Crônica

Solidariedade zero

Por: Walcyr Carrasco - Atualizado em

Estou na podóloga. Jogamos conversa fora enquanto ela ajeita minhas unhas. Como de praxe, falamos sobre assaltos, tão comuns no dia a dia do paulistano. Recentemente, conta ela, assistiu a um, em frente ao seu salão: três rapazes arrombaram um carro, sem se importar com o alarme, depenaram e fugiram. Fico espantado.

- Você não chamou a polícia?

- Eu não! Tive medo de que eles descobrissem e se vingassem mais tarde.

Observo a rua. Há uma banca de revistas, dois bares e prédios com porteiros devidamente protegidos por grades. Indago:

- Como saberiam, se você está aqui dentro?

- Ah, não sei... Mas o homem da banca disse que eu fiz bem.

É uma atitude frequente. Assaltantes cometem violências diante de testemunhas que desviam o olhar. Nos semáforos, enquanto alguém é roubado, os outros motoristas ficam em silêncio, imóveis. Raramente alguém chama a polícia. Ao sair de um caixa automático de um banco, à noite, certa vez um conhecido testemunhou o que poderia ser um sequestro-relâmpago. Uma jovem em lágrimas era levada para dentro de um carro, onde já havia um motorista esperando. Surpreendi-me:

- Ficou quieto? Não fez nada?

- E se fosse só uma briga de família? Com que cara eu ia ficar?

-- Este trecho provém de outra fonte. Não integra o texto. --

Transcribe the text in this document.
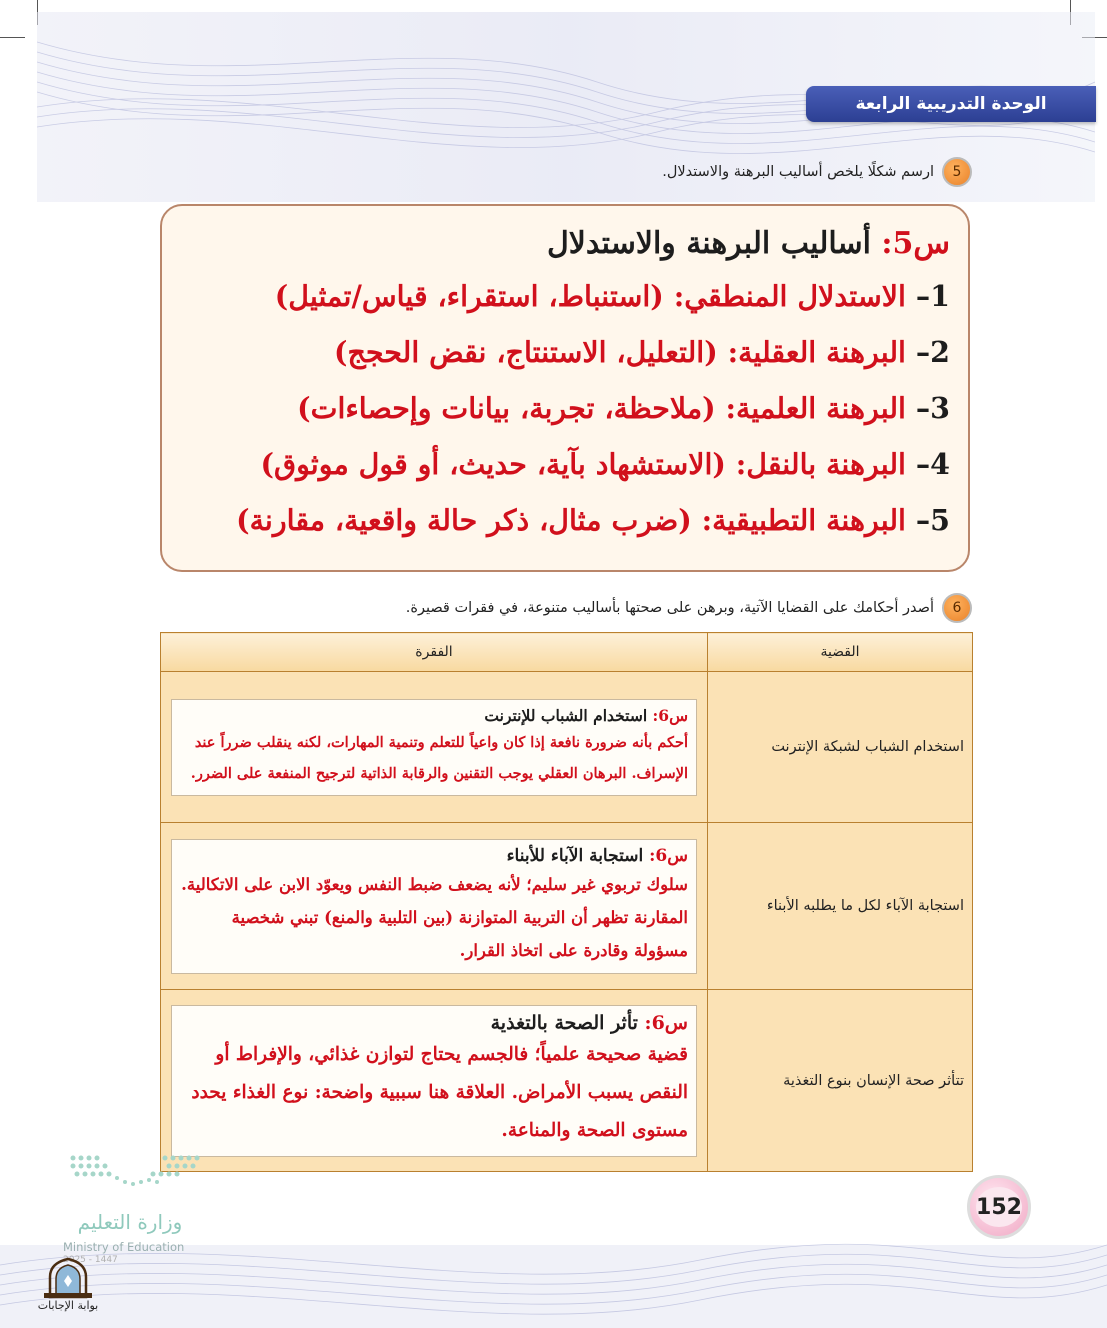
الوحدة التدريبية الرابعة
5
ارسم شكلًا يلخص أساليب البرهنة والاستدلال.
س5: أساليب البرهنة والاستدلال
1– الاستدلال المنطقي: (استنباط، استقراء، قياس/تمثيل)
2– البرهنة العقلية: (التعليل، الاستنتاج، نقض الحجج)
3– البرهنة العلمية: (ملاحظة، تجربة، بيانات وإحصاءات)
4– البرهنة بالنقل: (الاستشهاد بآية، حديث، أو قول موثوق)
5– البرهنة التطبيقية: (ضرب مثال، ذكر حالة واقعية، مقارنة)
6
أصدر أحكامك على القضايا الآتية، وبرهن على صحتها بأساليب متنوعة، في فقرات قصيرة.
القضية	الفقرة
استخدام الشباب لشبكة الإنترنت	س6: استخدام الشباب للإنترنت
أحكم بأنه ضرورة نافعة إذا كان واعياً للتعلم وتنمية المهارات، لكنه ينقلب ضرراً عند الإسراف. البرهان العقلي يوجب التقنين والرقابة الذاتية لترجيح المنفعة على الضرر.

استجابة الآباء لكل ما يطلبه الأبناء	س6: استجابة الآباء للأبناء
سلوك تربوي غير سليم؛ لأنه يضعف ضبط النفس ويعوّد الابن على الاتكالية. المقارنة تظهر أن التربية المتوازنة (بين التلبية والمنع) تبني شخصية مسؤولة وقادرة على اتخاذ القرار.

تتأثر صحة الإنسان بنوع التغذية	س6: تأثر الصحة بالتغذية
قضية صحيحة علمياً؛ فالجسم يحتاج لتوازن غذائي، والإفراط أو النقص يسبب الأمراض. العلاقة هنا سببية واضحة: نوع الغذاء يحدد مستوى الصحة والمناعة.
152
وزارة التعليم
Ministry of Education
2025 - 1447
بوابة الإجابات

- Se a moça estava chorando e sendo forçada a entrar no carro, mesmo pelo marido, você teria feito muito bem em pedir socorro - respondi.

Recebi de volta uma expressão de desagrado.

As pessoas preferem se abster. Pior: às vezes ficam aliviadas, por não serem elas mesmas as vítimas. Somem de cena, voam para seus carros, enquanto alguém se rala. Dia desses uma amiga comentou, falando de outra:

- Estava conversando no celular no meio da rua. Também, pediu para ser assaltada!

Além de ser roubada, a pessoa ainda leva a culpa? É um jeito muito maluco de encarar a situação. Mas comum. Recentemente, um conhecido comentou:

- Fui assaltado quando passeava no bairro de noitinha. A culpa foi minha, porque aquela rua é muito vazia.

Foi assaltado e a culpa é dele mesmo? Estava andando em um local cheio de prédios, com porteiros e zeladores que assistiram impávidos à violência.

O descaso se estende até a situações onde não há violência explícita. Certa vez, na Rodovia Raposo Tavares, passei por um carro parado na pista do meio. O motorista caído sobre o volante. Os veículos desviavam. Impossível parar e atravessar a pista para ajudar, devido ao trânsito. Acelerei até o posto rodoviá-rio. Pedi socorro, mais por desencargo de consciência. Estava certo de que muitos outros já haviam feito o mesmo. Coisa nenhuma! Ninguém tinha se dado ao trabalho de avisar!

Não me julgo um exemplo. Só tento me colocar no lugar da pessoa. Como me sentiria se me roubassem e todo mundo fingisse não ver? Há maior solidão do que essa? No entanto, abandonar o próximo em uma situação difícil não é uma total falta de compaixão?

Sinto que o cidadão trocou a segurança pela burrice. Durante o papo com a podóloga, questionei:

- E se todo mundo, você, o revisteiro, o pessoal dos bares, os porteiros, chamasse a polícia todas as vezes em que houvesse um assalto?

Ela me olhou admirada. Concluí:

- Em pouco tempo a situação iria se inverter. Os ladrões deixariam de roubar por aqui.

Ela suspirou e terminou de lixar minhas unhas. Prometeu que vai mudar de atitude. Será? Fui embora com a sensação de que a vida na metrópole será muito melhor quando cada um descobrir que se tornará mais forte ao ajudar o próximo.